Скромное имущество монахинь Алексеевского монастыря, спрятанное в кладовую, было разграблено; солдаты нарядились в монашеские ряски... Несколько человек поселились в келье игуменьи, где пировали двое суток и приглашали к себе молодых монахинь —одна добровольно пошла на позор, осталось известно и имя ее. «До смерти хотелось нам, немногим оставшимся молодым монашенкам, —рассказывает одна, – узнать, что там делается; мы все забились в одну комнату, отворили дверь да и стали выходить помаленьку; а подбежала старуха—монахиня: „Куда? – говорит, – сейчас назад! Вы уж и рады на военных—то глазеть! срамницы этакие! Вишь как все раскраснелись! путные бы побледнели от страху“... Была у нас одна монахиня, как их, бывало, встретит, так и выругается – они ничего! Пошла она раз к колодцу воды накачать; француз вежливо подскочил помочь ей ведра поднять – как она на него накинется! „Станем, говорит, мы после твоих поганых рук воду пить! Убирайся, окаянный, а не то я тебя оболью!“ Другой бы, кажется, осерчал, а он засмеялся и отошел».
«В Рождественском монастыре придумали молодых монахинь сажей вымазать... Идут они двором, а навстречу французы – тотчас их окружили; старухи—то начали отплевываться и показывать, что клирошанки гадкие, черные. Рассмеялись французы. Стояла тут бочка с водой, один из них налил воды в ковш и показывает им, чтобы умылись. Они сробели и хотели бежать. Французы их догнали и начали их умывать. Девочки кричат и старухи кричат, а французы помирают со смеху. Как их вымыли, начали говорить: жоли филь!»
По собранным мною сведениям, как и по словам многих очевидцев, сами французы, немилосердно расстреливали наших, были, в частном обращении, справедливее и жалостливее, чем их союзники. Священник Казанской церкви, села Коломенского, близ Москвы, рассказывал мне, со слов своего покойного тестя, что тот, будучи мальчиком, спрятался от французов в печку и, когда вечером, соскучившись и проголодавшись там, начал плакать, они его вытащили, обласкали и утешили сахаром.
Вся священная утварь этой церкви была похищена солдатами, но священник пошел к Мюрату, остановившемуся невдалеке, и со слезами умолил возвратить вещи, нужные для богослужения – их разыскали и отдали ему; надпись на одном из серебряных сосудов свидетельствует об этом.

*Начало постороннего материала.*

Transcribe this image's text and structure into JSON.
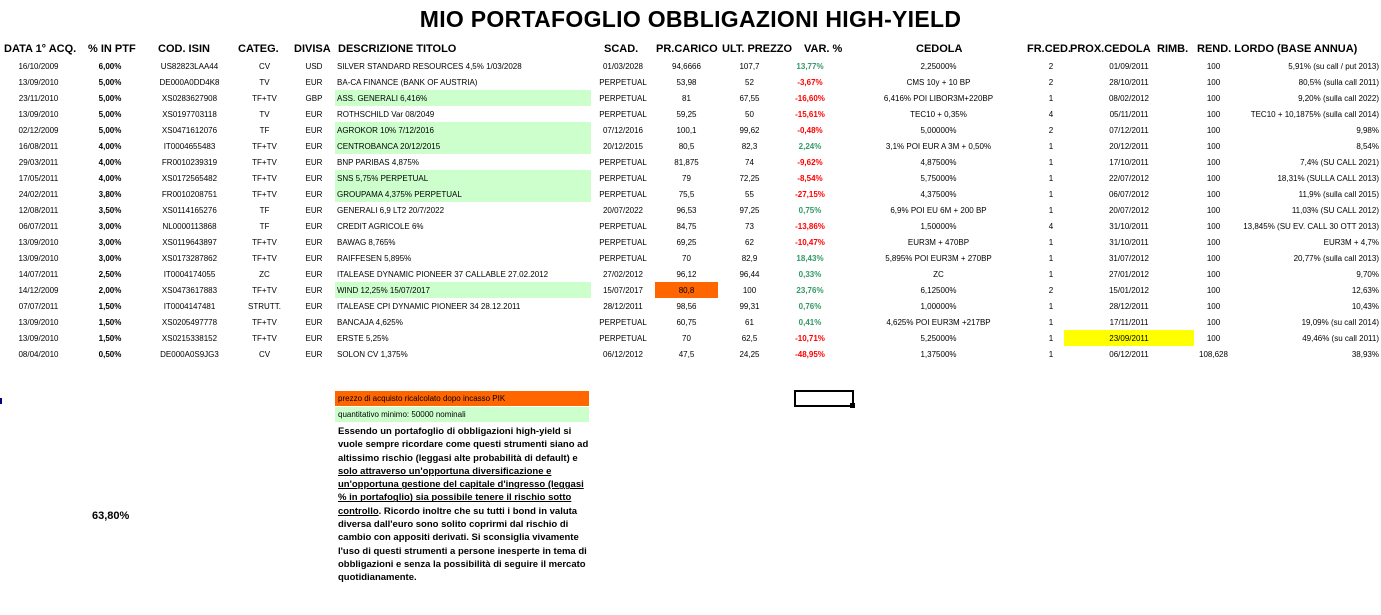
{
  "title": "MIO PORTAFOGLIO OBBLIGAZIONI HIGH-YIELD",
  "headers": [
    "DATA 1° ACQ.",
    "% IN PTF",
    "COD. ISIN",
    "CATEG.",
    "DIVISA",
    "DESCRIZIONE TITOLO",
    "SCAD.",
    "PR.CARICO",
    "ULT. PREZZO",
    "VAR. %",
    "CEDOLA",
    "FR.CED.",
    "PROX.CEDOLA",
    "RIMB.",
    "REND. LORDO (BASE ANNUA)"
  ],
  "rows": [
    {
      "data": "16/10/2009",
      "pct": "6,00%",
      "isin": "US82823LAA44",
      "categ": "CV",
      "divisa": "USD",
      "descr": "SILVER STANDARD RESOURCES 4,5% 1/03/2028",
      "scad": "01/03/2028",
      "carico": "94,6666",
      "prezzo": "107,7",
      "var": "13,77%",
      "cedola": "2,25000%",
      "fr": "2",
      "prox": "01/09/2011",
      "rimb": "100",
      "rend": "5,91% (su call / put 2013)"
    },
    {
      "data": "13/09/2010",
      "pct": "5,00%",
      "isin": "DE000A0DD4K8",
      "categ": "TV",
      "divisa": "EUR",
      "descr": "BA-CA FINANCE (BANK OF AUSTRIA)",
      "scad": "PERPETUAL",
      "carico": "53,98",
      "prezzo": "52",
      "var": "-3,67%",
      "cedola": "CMS 10y + 10 BP",
      "fr": "2",
      "prox": "28/10/2011",
      "rimb": "100",
      "rend": "80,5% (sulla call 2011)"
    },
    {
      "data": "23/11/2010",
      "pct": "5,00%",
      "isin": "XS0283627908",
      "categ": "TF+TV",
      "divisa": "GBP",
      "descr": "ASS. GENERALI 6,416%",
      "scad": "PERPETUAL",
      "carico": "81",
      "prezzo": "67,55",
      "var": "-16,60%",
      "cedola": "6,416% POI LIBOR3M+220BP",
      "fr": "1",
      "prox": "08/02/2012",
      "rimb": "100",
      "rend": "9,20% (sulla call 2022)"
    },
    {
      "data": "13/09/2010",
      "pct": "5,00%",
      "isin": "XS0197703118",
      "categ": "TV",
      "divisa": "EUR",
      "descr": "ROTHSCHILD Var 08/2049",
      "scad": "PERPETUAL",
      "carico": "59,25",
      "prezzo": "50",
      "var": "-15,61%",
      "cedola": "TEC10 + 0,35%",
      "fr": "4",
      "prox": "05/11/2011",
      "rimb": "100",
      "rend": "TEC10 + 10,1875% (sulla call 2014)"
    },
    {
      "data": "02/12/2009",
      "pct": "5,00%",
      "isin": "XS0471612076",
      "categ": "TF",
      "divisa": "EUR",
      "descr": "AGROKOR 10% 7/12/2016",
      "scad": "07/12/2016",
      "carico": "100,1",
      "prezzo": "99,62",
      "var": "-0,48%",
      "cedola": "5,00000%",
      "fr": "2",
      "prox": "07/12/2011",
      "rimb": "100",
      "rend": "9,98%"
    },
    {
      "data": "16/08/2011",
      "pct": "4,00%",
      "isin": "IT0004655483",
      "categ": "TF+TV",
      "divisa": "EUR",
      "descr": "CENTROBANCA 20/12/2015",
      "scad": "20/12/2015",
      "carico": "80,5",
      "prezzo": "82,3",
      "var": "2,24%",
      "cedola": "3,1% POI EUR A 3M + 0,50%",
      "fr": "1",
      "prox": "20/12/2011",
      "rimb": "100",
      "rend": "8,54%"
    },
    {
      "data": "29/03/2011",
      "pct": "4,00%",
      "isin": "FR0010239319",
      "categ": "TF+TV",
      "divisa": "EUR",
      "descr": "BNP PARIBAS 4,875%",
      "scad": "PERPETUAL",
      "carico": "81,875",
      "prezzo": "74",
      "var": "-9,62%",
      "cedola": "4,87500%",
      "fr": "1",
      "prox": "17/10/2011",
      "rimb": "100",
      "rend": "7,4% (SU CALL 2021)"
    },
    {
      "data": "17/05/2011",
      "pct": "4,00%",
      "isin": "XS0172565482",
      "categ": "TF+TV",
      "divisa": "EUR",
      "descr": "SNS 5,75% PERPETUAL",
      "scad": "PERPETUAL",
      "carico": "79",
      "prezzo": "72,25",
      "var": "-8,54%",
      "cedola": "5,75000%",
      "fr": "1",
      "prox": "22/07/2012",
      "rimb": "100",
      "rend": "18,31% (SULLA CALL 2013)"
    },
    {
      "data": "24/02/2011",
      "pct": "3,80%",
      "isin": "FR0010208751",
      "categ": "TF+TV",
      "divisa": "EUR",
      "descr": "GROUPAMA 4,375% PERPETUAL",
      "scad": "PERPETUAL",
      "carico": "75,5",
      "prezzo": "55",
      "var": "-27,15%",
      "cedola": "4,37500%",
      "fr": "1",
      "prox": "06/07/2012",
      "rimb": "100",
      "rend": "11,9% (sulla call 2015)"
    },
    {
      "data": "12/08/2011",
      "pct": "3,50%",
      "isin": "XS0114165276",
      "categ": "TF",
      "divisa": "EUR",
      "descr": "GENERALI 6,9 LT2 20/7/2022",
      "scad": "20/07/2022",
      "carico": "96,53",
      "prezzo": "97,25",
      "var": "0,75%",
      "cedola": "6,9% POI EU 6M + 200 BP",
      "fr": "1",
      "prox": "20/07/2012",
      "rimb": "100",
      "rend": "11,03% (SU CALL 2012)"
    },
    {
      "data": "06/07/2011",
      "pct": "3,00%",
      "isin": "NL0000113868",
      "categ": "TF",
      "divisa": "EUR",
      "descr": "CREDIT AGRICOLE 6%",
      "scad": "PERPETUAL",
      "carico": "84,75",
      "prezzo": "73",
      "var": "-13,86%",
      "cedola": "1,50000%",
      "fr": "4",
      "prox": "31/10/2011",
      "rimb": "100",
      "rend": "13,845% (SU EV. CALL 30 OTT 2013)"
    },
    {
      "data": "13/09/2010",
      "pct": "3,00%",
      "isin": "XS0119643897",
      "categ": "TF+TV",
      "divisa": "EUR",
      "descr": "BAWAG 8,765%",
      "scad": "PERPETUAL",
      "carico": "69,25",
      "prezzo": "62",
      "var": "-10,47%",
      "cedola": "EUR3M + 470BP",
      "fr": "1",
      "prox": "31/10/2011",
      "rimb": "100",
      "rend": "EUR3M + 4,7%"
    },
    {
      "data": "13/09/2010",
      "pct": "3,00%",
      "isin": "XS0173287862",
      "categ": "TF+TV",
      "divisa": "EUR",
      "descr": "RAIFFESEN 5,895%",
      "scad": "PERPETUAL",
      "carico": "70",
      "prezzo": "82,9",
      "var": "18,43%",
      "cedola": "5,895% POI EUR3M + 270BP",
      "fr": "1",
      "prox": "31/07/2012",
      "rimb": "100",
      "rend": "20,77% (sulla call 2013)"
    },
    {
      "data": "14/07/2011",
      "pct": "2,50%",
      "isin": "IT0004174055",
      "categ": "ZC",
      "divisa": "EUR",
      "descr": "ITALEASE DYNAMIC PIONEER 37 CALLABLE 27.02.2012",
      "scad": "27/02/2012",
      "carico": "96,12",
      "prezzo": "96,44",
      "var": "0,33%",
      "cedola": "ZC",
      "fr": "1",
      "prox": "27/01/2012",
      "rimb": "100",
      "rend": "9,70%"
    },
    {
      "data": "14/12/2009",
      "pct": "2,00%",
      "isin": "XS0473617883",
      "categ": "TF+TV",
      "divisa": "EUR",
      "descr": "WIND 12,25% 15/07/2017",
      "scad": "15/07/2017",
      "carico": "80,8",
      "prezzo": "100",
      "var": "23,76%",
      "cedola": "6,12500%",
      "fr": "2",
      "prox": "15/01/2012",
      "rimb": "100",
      "rend": "12,63%"
    },
    {
      "data": "07/07/2011",
      "pct": "1,50%",
      "isin": "IT0004147481",
      "categ": "STRUTT.",
      "divisa": "EUR",
      "descr": "ITALEASE CPI DYNAMIC PIONEER 34 28.12.2011",
      "scad": "28/12/2011",
      "carico": "98,56",
      "prezzo": "99,31",
      "var": "0,76%",
      "cedola": "1,00000%",
      "fr": "1",
      "prox": "28/12/2011",
      "rimb": "100",
      "rend": "10,43%"
    },
    {
      "data": "13/09/2010",
      "pct": "1,50%",
      "isin": "XS0205497778",
      "categ": "TF+TV",
      "divisa": "EUR",
      "descr": "BANCAJA 4,625%",
      "scad": "PERPETUAL",
      "carico": "60,75",
      "prezzo": "61",
      "var": "0,41%",
      "cedola": "4,625% POI EUR3M +217BP",
      "fr": "1",
      "prox": "17/11/2011",
      "rimb": "100",
      "rend": "19,09% (su call 2014)"
    },
    {
      "data": "13/09/2010",
      "pct": "1,50%",
      "isin": "XS0215338152",
      "categ": "TF+TV",
      "divisa": "EUR",
      "descr": "ERSTE 5,25%",
      "scad": "PERPETUAL",
      "carico": "70",
      "prezzo": "62,5",
      "var": "-10,71%",
      "cedola": "5,25000%",
      "fr": "1",
      "prox": "23/09/2011",
      "rimb": "100",
      "rend": "49,46% (su call 2011)"
    },
    {
      "data": "08/04/2010",
      "pct": "0,50%",
      "isin": "DE000A0S9JG3",
      "categ": "CV",
      "divisa": "EUR",
      "descr": "SOLON CV 1,375%",
      "scad": "06/12/2012",
      "carico": "47,5",
      "prezzo": "24,25",
      "var": "-48,95%",
      "cedola": "1,37500%",
      "fr": "1",
      "prox": "06/12/2011",
      "rimb": "108,628",
      "rend": "38,93%"
    }
  ],
  "legend": {
    "orange_note": "prezzo di acquisto ricalcolato dopo incasso PIK",
    "green_note": "quantitativo minimo: 50000 nominali"
  },
  "paragraph": {
    "part1": "Essendo un portafoglio di obbligazioni high-yield si vuole sempre ricordare come questi strumenti siano ad altissimo rischio (leggasi alte probabilità di default) e ",
    "underlined": "solo attraverso un'opportuna diversificazione e un'opportuna gestione del capitale d'ingresso (leggasi % in portafoglio) sia possibile tenere il rischio sotto controllo",
    "part2": ". Ricordo inoltre che su tutti i bond in valuta diversa dall'euro sono solito coprirmi dal rischio di cambio con appositi derivati. Si sconsiglia vivamente l'uso di questi strumenti a persone inesperte in tema di obbligazioni e senza la possibilità di seguire il mercato quotidianamente."
  },
  "total_pct": "63,80%",
  "colors": {
    "highlight_green": "#ccffcc",
    "highlight_orange": "#ff6600",
    "highlight_yellow": "#ffff00",
    "positive": "#339966",
    "negative": "#ff0000"
  }
}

Древний старичок деревни Новинок, помнящий стоявшего у них «француза» уверял меня, что неприятель не сделал им большого зла —только кормился их добром.
Неприятели не знали, что в Кремле находился пороховой склад, и непредусмотрительно поместили там гвардейский артиллерийский парк, на открытом воздухе, так что достаточно было одной из головешек, носившихся в воздухе, упасть на зарядный ящик – вся гвардия, все начальство с самим Наполеоном пропали бы. В продолжение многих часов участь армии зависела от всякой искры, рассыпаемой пожаром.